OAuth Tester

Lightweight Java webapp running on Embedded Jetty to mimic the openEQUELLA OAuth flow of ‘Authorisation Code Grant’.

The tester will also track the history of auth requests since the app was started (i.e. just in memory).

Versions

V1: Initial version.
V2: Added a delay config to the properties.

Needed Files

  • OAuthTester_v2_20151116.jar
  • oauth-tester.properties.v2
  • log4j2.xml

Instructions

  1. Download the three files (OAuthTester_v2_20151116.jar, oauth-tester.properties.v2, log4j2.xml).
  2. Ensure Java 8 is installed (Tested on Java 8u51).
  3. Rename the oauth-tester.properties.v2 to oauth-tester.properties and configure the tester via oauth-tester.properties 
    # Include the trailing slash - http://my.equella.url/my.institution/
equella.endpoint=http://my.equella.url/my.institution/
# OAuth Client ID (authorization code grant) - can be modified
client.id=equellasupport
# The IP of your computer. it can be 'localhost' or an IP.
tester.hostname=localhost
tester.port=8899
# The delay (in ms) to wait after the user has authenticated with openEQUELLA and
received a temporary code,
# and before the utility requests the final auth token.
tester.delay=2000
  4. In openEQUELLA, setup an OAuth client

a. name and secret can be arbitrary.

b. client id should match what’s in the oauth-tester.properties

c. Flow should be Authorisation Code Grant.

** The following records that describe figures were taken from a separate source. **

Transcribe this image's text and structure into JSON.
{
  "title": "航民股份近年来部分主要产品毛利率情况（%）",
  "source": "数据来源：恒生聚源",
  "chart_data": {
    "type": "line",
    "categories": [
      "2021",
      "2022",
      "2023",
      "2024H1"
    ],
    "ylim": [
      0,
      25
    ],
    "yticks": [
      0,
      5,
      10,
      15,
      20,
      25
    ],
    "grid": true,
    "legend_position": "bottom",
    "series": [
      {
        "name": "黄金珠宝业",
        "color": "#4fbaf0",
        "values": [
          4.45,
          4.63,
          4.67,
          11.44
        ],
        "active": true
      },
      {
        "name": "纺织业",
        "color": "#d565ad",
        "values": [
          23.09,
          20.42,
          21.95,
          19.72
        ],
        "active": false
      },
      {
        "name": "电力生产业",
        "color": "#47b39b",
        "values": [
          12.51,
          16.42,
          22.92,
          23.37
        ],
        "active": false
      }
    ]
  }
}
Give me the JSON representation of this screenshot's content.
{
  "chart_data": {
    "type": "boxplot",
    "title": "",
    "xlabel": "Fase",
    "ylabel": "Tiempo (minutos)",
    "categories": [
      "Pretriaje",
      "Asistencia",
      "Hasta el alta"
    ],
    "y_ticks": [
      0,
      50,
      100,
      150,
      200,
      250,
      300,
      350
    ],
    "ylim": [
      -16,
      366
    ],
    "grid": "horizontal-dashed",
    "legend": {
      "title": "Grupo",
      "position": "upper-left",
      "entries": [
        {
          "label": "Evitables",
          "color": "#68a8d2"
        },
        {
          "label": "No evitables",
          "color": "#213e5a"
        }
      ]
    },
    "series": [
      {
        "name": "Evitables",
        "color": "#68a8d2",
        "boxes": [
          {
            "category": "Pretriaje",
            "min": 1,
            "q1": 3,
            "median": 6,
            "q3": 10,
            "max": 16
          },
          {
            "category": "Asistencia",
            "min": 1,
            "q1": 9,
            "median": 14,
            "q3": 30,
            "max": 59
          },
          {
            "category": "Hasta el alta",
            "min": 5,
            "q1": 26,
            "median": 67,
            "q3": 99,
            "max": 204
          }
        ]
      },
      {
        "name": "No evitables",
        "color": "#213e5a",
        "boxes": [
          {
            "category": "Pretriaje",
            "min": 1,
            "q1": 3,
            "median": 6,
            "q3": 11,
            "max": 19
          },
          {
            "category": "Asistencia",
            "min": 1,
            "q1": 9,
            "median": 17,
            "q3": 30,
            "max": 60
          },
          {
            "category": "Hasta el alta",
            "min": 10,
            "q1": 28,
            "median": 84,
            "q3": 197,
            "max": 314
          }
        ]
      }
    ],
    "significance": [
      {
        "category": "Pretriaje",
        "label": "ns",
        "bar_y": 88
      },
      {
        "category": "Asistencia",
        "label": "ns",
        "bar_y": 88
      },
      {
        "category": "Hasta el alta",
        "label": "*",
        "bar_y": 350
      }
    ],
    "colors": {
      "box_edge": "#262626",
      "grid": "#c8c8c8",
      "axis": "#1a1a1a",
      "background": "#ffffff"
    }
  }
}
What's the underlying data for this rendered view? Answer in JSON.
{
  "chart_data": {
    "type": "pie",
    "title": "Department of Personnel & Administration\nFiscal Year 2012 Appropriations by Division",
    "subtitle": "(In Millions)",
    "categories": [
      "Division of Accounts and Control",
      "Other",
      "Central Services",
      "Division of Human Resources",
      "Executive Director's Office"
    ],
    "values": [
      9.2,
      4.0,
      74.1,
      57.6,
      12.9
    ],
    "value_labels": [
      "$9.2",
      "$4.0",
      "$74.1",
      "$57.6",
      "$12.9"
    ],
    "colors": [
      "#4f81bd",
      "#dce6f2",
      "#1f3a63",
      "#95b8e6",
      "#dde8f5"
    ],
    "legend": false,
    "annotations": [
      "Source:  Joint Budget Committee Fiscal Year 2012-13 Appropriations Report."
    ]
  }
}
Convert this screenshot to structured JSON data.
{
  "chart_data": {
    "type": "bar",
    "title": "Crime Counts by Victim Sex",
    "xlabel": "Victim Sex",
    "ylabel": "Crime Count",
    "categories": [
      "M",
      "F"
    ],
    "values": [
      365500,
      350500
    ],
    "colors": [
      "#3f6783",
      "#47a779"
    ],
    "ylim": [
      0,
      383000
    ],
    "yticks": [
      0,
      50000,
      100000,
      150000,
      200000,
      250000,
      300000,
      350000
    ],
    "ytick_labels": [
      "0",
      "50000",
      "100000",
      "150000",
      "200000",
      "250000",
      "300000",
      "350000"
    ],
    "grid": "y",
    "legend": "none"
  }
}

d. The redirect url should be http://:/eqsupport/primary

  1. To check the OAuth flow worked, this test app lists the collections via the REST API. Grant LIST_COLLECTION to the user you plan to sign in as. a. If you miss this step, the tester won’t able to gather the collections to double check your oauth is working. To resolve this, grant the ACL, remove the generated token from the OAuth settings page in openEQUELLA, and try the tester again.
  2. Start the tester - ie java -jar OAuthTester_v2_20151116.jar
  3. Once the tester in running, it’ll output the url of the tester, something like http://192.168.1.142:8888/eqsupport/entry based on your tester.hostname and tester.port values in oauth-tester.properties.
  4. Browse to that URL and click the link. openEQUELLA will present a login page (or a confirmation page if you’re logged in a different tab). Login / Confirm access for your desired user.
  5. To test subsequent tries, click the link on the /eqsupport/primary page.
  6. If you want to mess with the flow, try to change the value after the equals sign in the URL …./primary?code=[[tempuuid]] to something else (like …./primary?code=fakecode) and submit the page or just resubmit the page with the previously valid temp code.